In that regard, I find it astounding that the copyright skeptics in academia, generally aligned with the political left, promoted democratization by portraying copyright as a tool of censorship rather than as a mode of empowerment for authors. While the free market is not a perfect answer to all challenges, the spike in sales of Art Spiegelman’s Maus after it was banned in 2022, or even the market’s response forcing the restoration of Jimmy Kimmel are, in my view, examples of why the speech right and copyright more often act in concert as a force for democratic principles.

Notably, the IP skeptics have inveighed against strong copyright rights by arguing social justice principles, as if, for instance, the right of access without copyright’s boundaries is the moral equivalent of the right to read campaign now confronting real censorship. Moreover, social justice for the artist is often omitted by that school’s overstating a purely utilitarian foundation for copyright. Not only is that perspective belied by history, but it seems to me that for an IP regime to encompass social justice values, some natural rights principles must apply.
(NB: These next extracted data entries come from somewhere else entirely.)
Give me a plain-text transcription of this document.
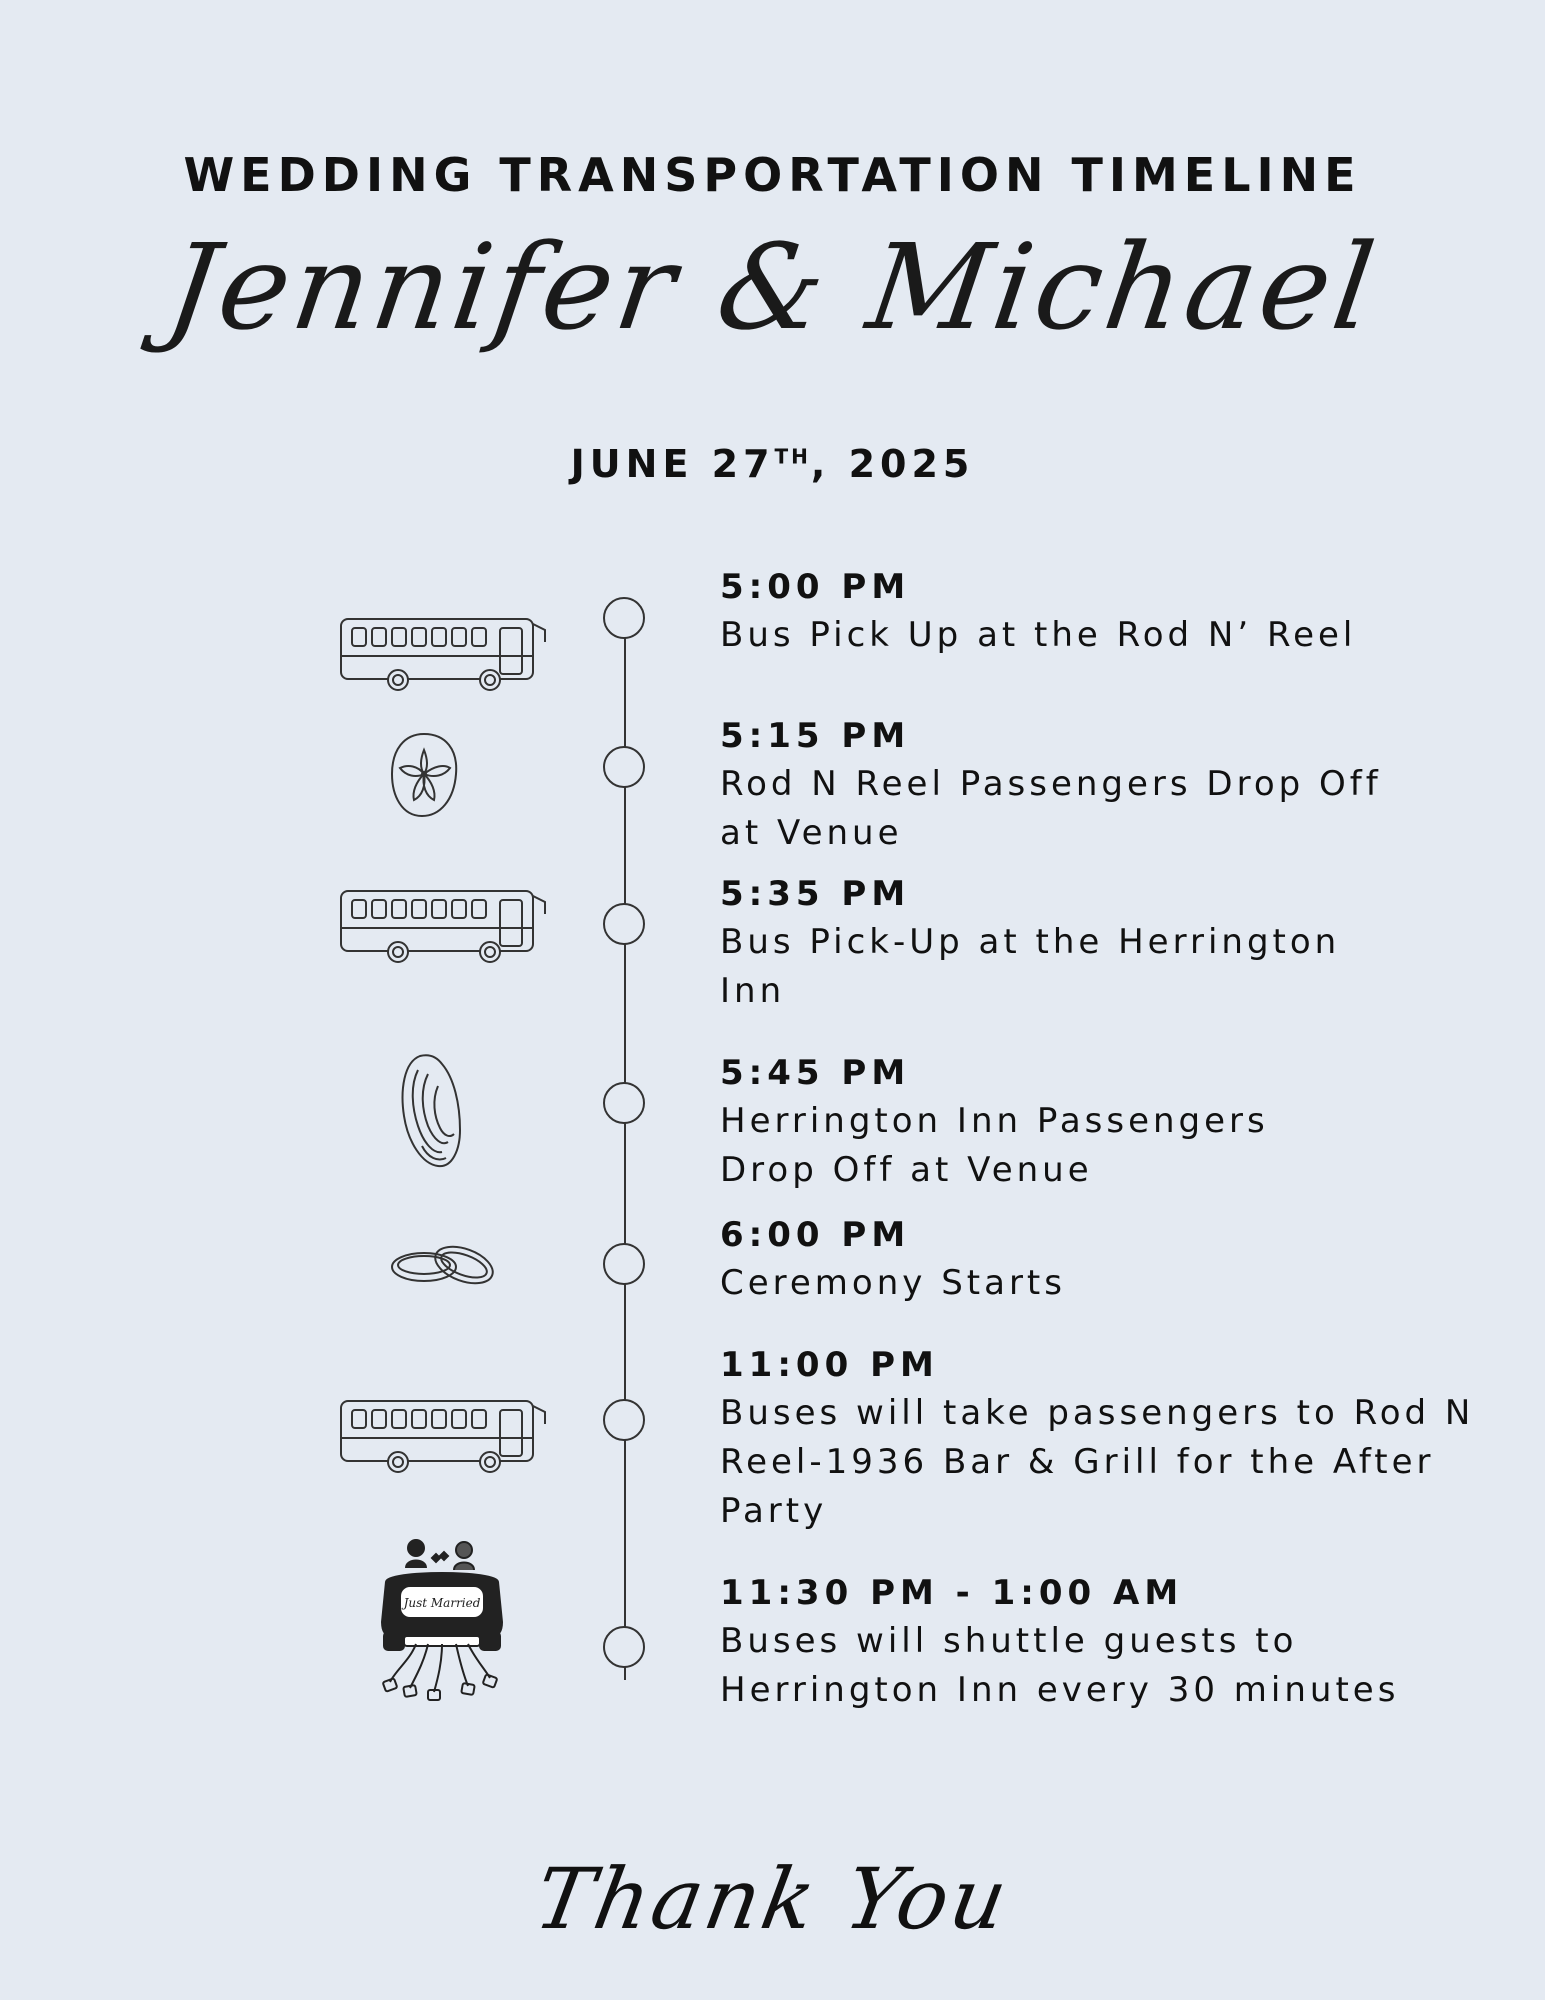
WEDDING TRANSPORTATION TIMELINE
Jennifer & Michael
JUNE 27TH, 2025
5:00 PM
Bus Pick Up at the Rod N’ Reel
5:15 PM
Rod N Reel Passengers Drop Off
at Venue
5:35 PM
Bus Pick-Up at the Herrington
Inn
5:45 PM
Herrington Inn Passengers
Drop Off at Venue
6:00 PM
Ceremony Starts
11:00 PM
Buses will take passengers to Rod N
Reel-1936 Bar & Grill for the After
Party
11:30 PM - 1:00 AM
Buses will shuttle guests to
Herrington Inn every 30 minutes
Just Married
Thank You
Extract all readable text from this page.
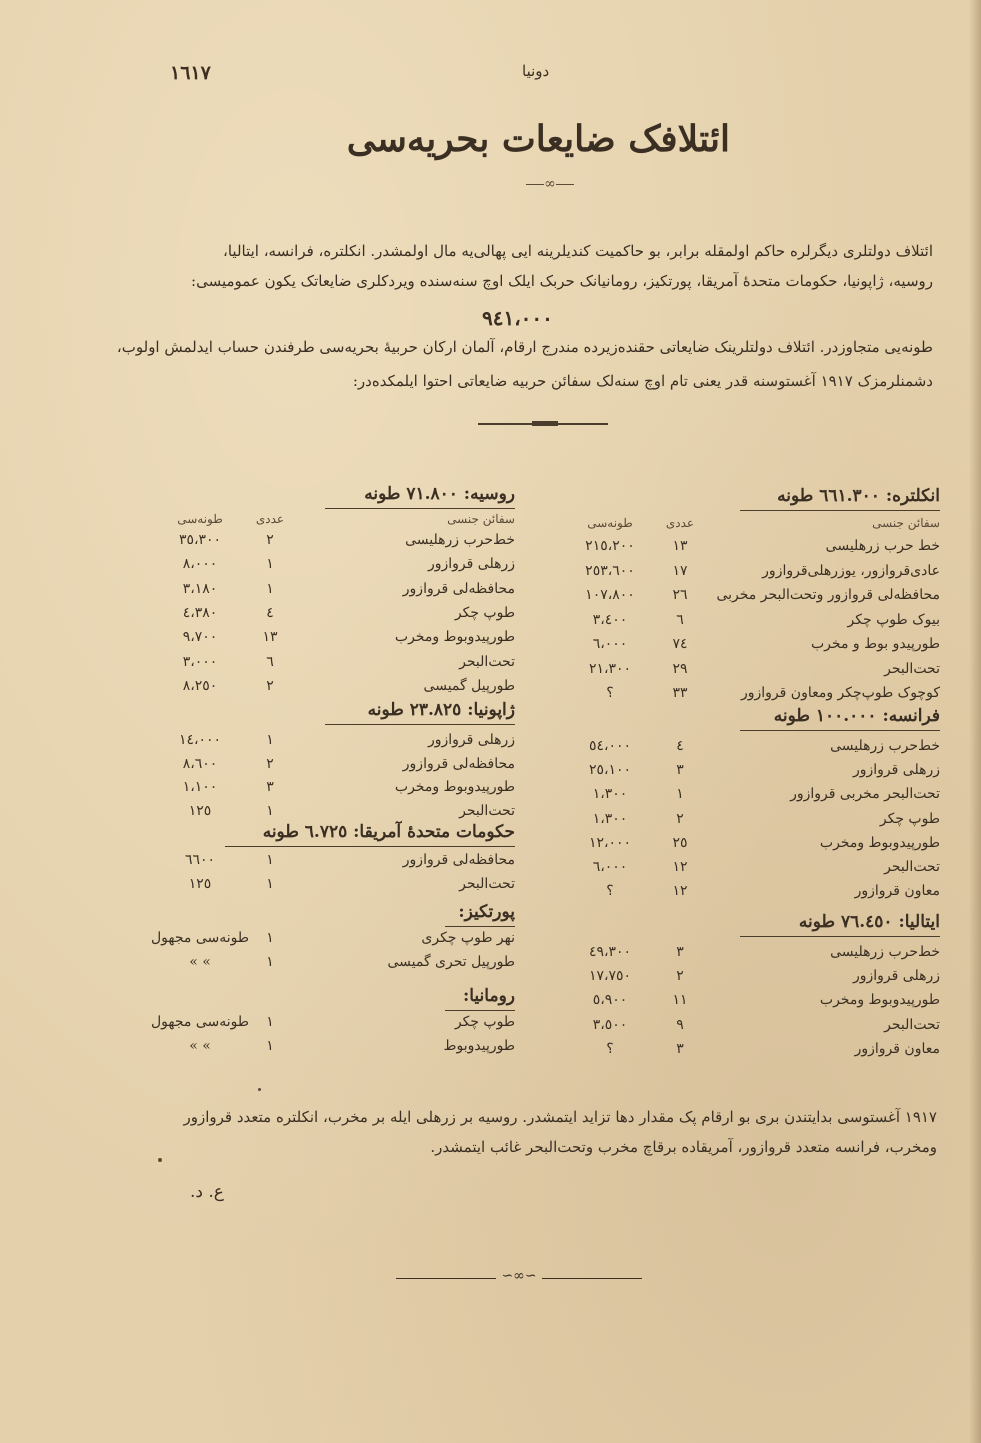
١٦١٧	دونیا
ائتلافک ضایعات بحریه‌سی
∞
ائتلاف دولتلری دیگرلره حاکم اولمقله برابر، بو حاکمیت کندیلرینه ایی پهالی‌یه مال اولمشدر. انکلتره، فرانسه، ایتالیا،
روسیه، ژاپونیا، حکومات متحدهٔ آمریقا، پورتکیز، رومانیانک حربک ایلک اوچ سنه‌سنده ویردکلری ضایعاتک یکون عمومیسی:
٩٤١،٠٠٠
طونه‌یی متجاوزدر. ائتلاف دولتلرینک ضایعاتی حقنده‌زیرده مندرج ارقام، آلمان ارکان حربیهٔ بحریه‌سی طرفندن حساب ایدلمش اولوب،
دشمنلرمزک ١٩١٧ آغستوسنه قدر یعنی تام اوچ سنه‌لک سفائن حربیه ضایعاتی احتوا ایلمکده‌در:
انکلتره: ٦٦١.٣٠٠ طونه
خط حرب زرهلیسی
١٣
٢١٥،٢٠٠
عادی‌قروازور، یوزرهلی‌قروازور
١٧
٢٥٣،٦٠٠
محافظه‌لی قروازور وتحت‌البحر مخربی
٢٦
١٠٧،٨٠٠
بیوک طوپ چکر
٦
٣،٤٠٠
طورپیدو بوط و مخرب
٧٤
٦،٠٠٠
تحت‌البحر
٢٩
٢١،٣٠٠
کوچوک طوپ‌چکر ومعاون قروازور
٣٣
؟
سفائن جنسی
عددی
طونه‌سی
فرانسه: ١٠٠.٠٠٠ طونه
خط‌حرب زرهلیسی
٤
٥٤،٠٠٠
زرهلی قروازور
٣
٢٥،١٠٠
تحت‌البحر مخربی قروازور
١
١،٣٠٠
طوپ چکر
٢
١،٣٠٠
طورپیدوبوط ومخرب
٢٥
١٢،٠٠٠
تحت‌البحر
١٢
٦،٠٠٠
معاون قروازور
١٢
؟
ایتالیا: ٧٦.٤٥٠ طونه
خط‌حرب زرهلیسی
٣
٤٩،٣٠٠
زرهلی قروازور
٢
١٧،٧٥٠
طورپیدوبوط ومخرب
١١
٥،٩٠٠
تحت‌البحر
٩
٣،٥٠٠
معاون قروازور
٣
؟
روسیه: ٧١.٨٠٠ طونه
خط‌حرب زرهلیسی
٢
٣٥،٣٠٠
زرهلی قروازور
١
٨،٠٠٠
محافظه‌لی قروازور
١
٣،١٨٠
طوپ چکر
٤
٤،٣٨٠
طورپیدوبوط ومخرب
١٣
٩،٧٠٠
تحت‌البحر
٦
٣،٠٠٠
طورپیل گمیسی
٢
٨،٢٥٠
سفائن جنسی
عددی
طونه‌سی
ژاپونیا: ٢٣.٨٢٥ طونه
زرهلی قروازور
١
١٤،٠٠٠
محافظه‌لی قروازور
٢
٨،٦٠٠
طورپیدوبوط ومخرب
٣
١،١٠٠
تحت‌البحر
١
١٢٥
حکومات متحدهٔ آمریقا: ٦.٧٢٥ طونه
محافظه‌لی قروازور
١
٦٦٠٠
تحت‌البحر
١
١٢٥
پورتکیز:
نهر طوپ چکری
١
طونه‌سی مجهول
طورپیل تحری گمیسی
١
» »
رومانیا:
طوپ چکر
١
طونه‌سی مجهول
طورپیدوبوط
١
» »
١٩١٧ آغستوسی بدایتندن بری بو ارقام پک مقدار دها تزاید ایتمشدر. روسیه بر زرهلی ایله بر مخرب، انکلتره متعدد قروازور
ومخرب، فرانسه متعدد قروازور، آمریقاده برقاچ مخرب وتحت‌البحر غائب ایتمشدر.
ع. د.
∽∞∽
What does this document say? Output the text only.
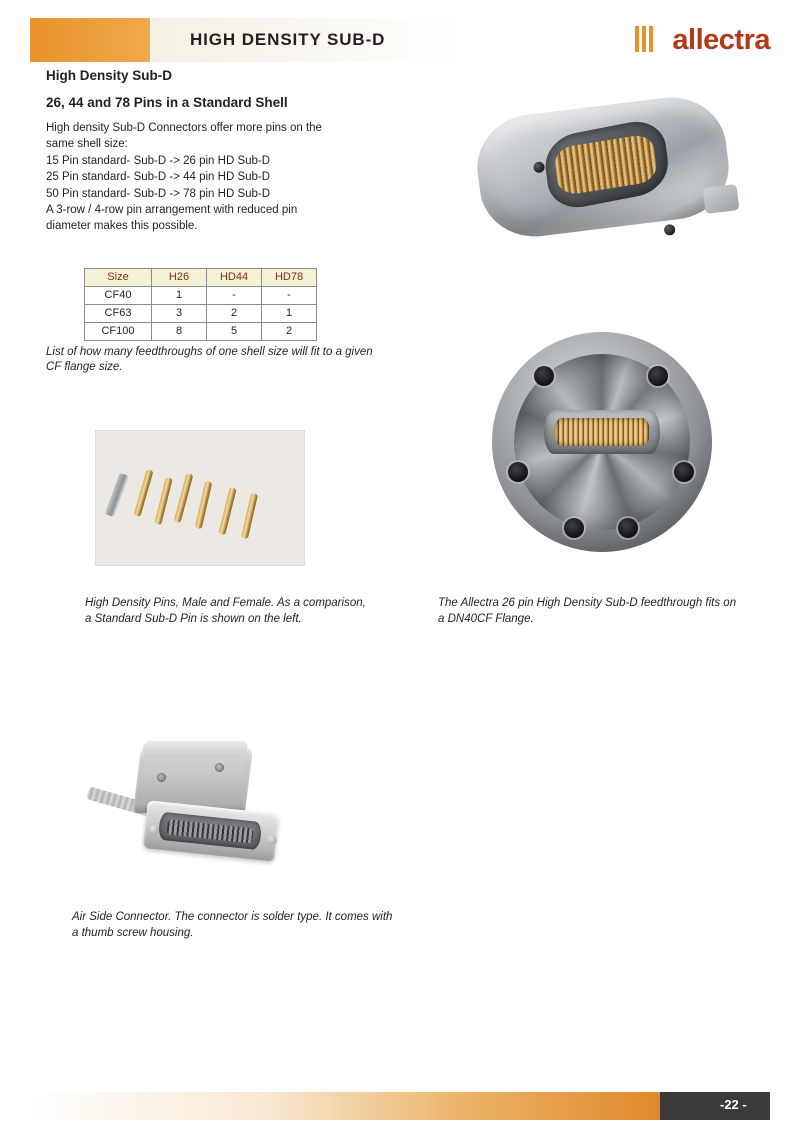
HIGH DENSITY SUB-D	allectra
High Density Sub-D
26, 44 and 78 Pins in a Standard Shell

High density Sub-D Connectors offer more pins on the

same shell size:

15 Pin standard- Sub-D -> 26 pin HD Sub-D

25 Pin standard- Sub-D -> 44 pin HD Sub-D

50 Pin standard- Sub-D -> 78 pin HD Sub-D

A 3-row / 4-row pin arrangement with reduced pin

diameter makes this possible.

Size	H26	HD44	HD78
CF40	1	-	-
CF63	3	2	1
CF100	8	5	2
List of how many feedthroughs of one shell size will fit to a given CF flange size.
High Density Pins, Male and Female. As a comparison, a Standard Sub-D Pin is shown on the left.
The Allectra 26 pin High Density Sub-D feedthrough fits on a DN40CF Flange.
Air Side Connector. The connector is solder type. It comes with a thumb screw housing.
-22 -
In fact, in this light, I think it is noteworthy that rather than pursue a federal publicity right in response to AI’S potential to replicate anyone’s likeness, the NO FAKES Act currently before the U.S. Congress borrows principles from trademark, copyright, and right of publicity to create a novel IP right in one’s voice and likeness. Perhaps this moves the U.S. one step closer to some of the moral rights principles that animate copyright law in other countries.

It is no surprise that the tech industry so aggressively attacked intellectual property rights by selling the chimera of “democratization.” IP rights, at their best, foster an expansive and diverse world of competing ideas, whereas Big Tech’s interests—and the interests of authoritarians—are best served by organizing people into bunkers of competing realities. This epistemic crisis, I firmly believe, explains the wanton destruction of so many democratic institutions. And with generative AI, of course, it is easy to see how mass automation of synthetic material, posing as creative and informative works, is likely to exacerbate this problem.

Democratization is a beguiling term that no longer describes movement toward democratic forms. It exploits the language of democracy to mask an ideological contempt for democratic institutions and individual agency. It is a centrifugal force driving people, communities, and nations apart—a path to social, economic, and political anarchy, where bullies win and justice does not exist. Consequently, I would ask those in IP academia to be vigilant about the distinction between democratization and democracy and to push back on the rhetoric of the former in the hope that we can still rescue the latter.